His mother introduced him to the piano, but he switched to the violin after seeing the film The Magic Bow, about the life of Paganini. He studied at the Municipal School of Music, and during school holidays played with the house band at Butlin’s holiday camp in Mosney, Co Meath.

He subsequently played with the Gaiety theatre orchestra, and later joined musical director Seán Ó Riada at the Abbey. Up to then he had no interest whatsoever in a career in Irish music; he preferred classical music, and his ambition was to perform as a soloist at Carnegie Hall.

But Ó Riada, classically trained and a former jazz musician, persuaded Fay of the possibilities of traditional music and recruited him into the “folk orchestra” Ceoltóirí Chualann. The ensemble enjoyed success with two series broadcast by Raidió Éireann, Fleadh Cheoil an Raidió and Reachaireacht an Riadaigh, and later provided the soundtrack for the film version of The Playboy of the Western World. Albums for Gael Linn followed, the best known of which is Ó Riada sa Gaiety, the group’s farewell concert recorded in 1969. In the meantime, in 1963, Garech de Brún invited Paddy Moloney to form a group to record a one-off album for his company Claddagh Records.

Poet John Montague, then a director of Claddagh, suggested the collective title Chieftains. It was the first of more than 30 albums that Fay recorded with the band.

After a year off from the Chieftains he was back for an Edinburgh Festival appearance in 1968 that helped launch the band on the world stage. In 1974 their music for the Oscar-winning score of Stanley Kubrick’s film Barry Lyndon, on which his playing featured prominently, brought further international recognition.

Consequently impresario Jo Lustig booked the band into the Royal Albert Hall for a St Patrick’s Day concert in 1975. It sold out and Lustig convinced the Chieftains to turn professional.

Fay quit his job as purchasing officer at Unidare in Finglas to devote himself fully to music.

The Chieftains toured all over the world, recorded, made radio and TV broadcasts, and featured in films, ballet and theatre productions. Having conquered China in the 1980s, the band began an association with Galician piper Carlos Núnez in the 1990s.

There followed ventures into other fields – rock, country, jazz and orchestral – leading to albums with James Galway (In Ireland, 1987), Van Morrison (Irish Heartbeat, 1988) and Ry Cooder (The Long Black Veil, 1995) as well as collaborations with Mick Jagger, Sinéad O’Connor, Sting and others.

But the Chieftains always maintained a strong core repertoire dating from their early days, which emphasised Irish traditional music and reflected the individual preferences of the band’s members.

Fay said that as far as ” superstar collaborations” were concerned, he could take them or leave them. “I think audiences should come to a Chieftains show expecting to see the Chieftains and if there is something thrown in, well and good.”
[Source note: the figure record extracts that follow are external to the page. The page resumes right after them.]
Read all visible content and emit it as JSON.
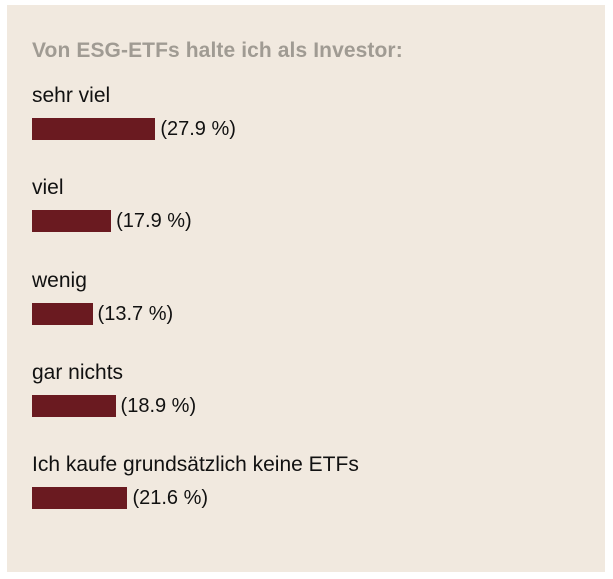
{
  "chart_data": {
    "type": "bar",
    "title": "Von ESG-ETFs halte ich als Investor:",
    "categories": [
      "sehr viel",
      "viel",
      "wenig",
      "gar nichts",
      "Ich kaufe grundsätzlich keine ETFs"
    ],
    "values": [
      27.9,
      17.9,
      13.7,
      18.9,
      21.6
    ],
    "value_labels": [
      "(27.9 %)",
      "(17.9 %)",
      "(13.7 %)",
      "(18.9 %)",
      "(21.6 %)"
    ],
    "orientation": "horizontal",
    "unit": "%",
    "bar_color": "#6a1a20",
    "background_color": "#f1e9df",
    "grid": false
  }
}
Known for his Dublin wit, he was good company on tour. Reflecting on his career, he said that he had enjoyed a great life with the Chieftains and loved the music they made, or “most of it, anyway”.

He was particularly happy to have become a professional musician – and to have played Carnegie Hall.

He stopped touring in 2001, and last played with the Chieftains in 2002.

He is survived by his wife Gráinne (Gertie) McCormack, son Fergal and daughter Dervla.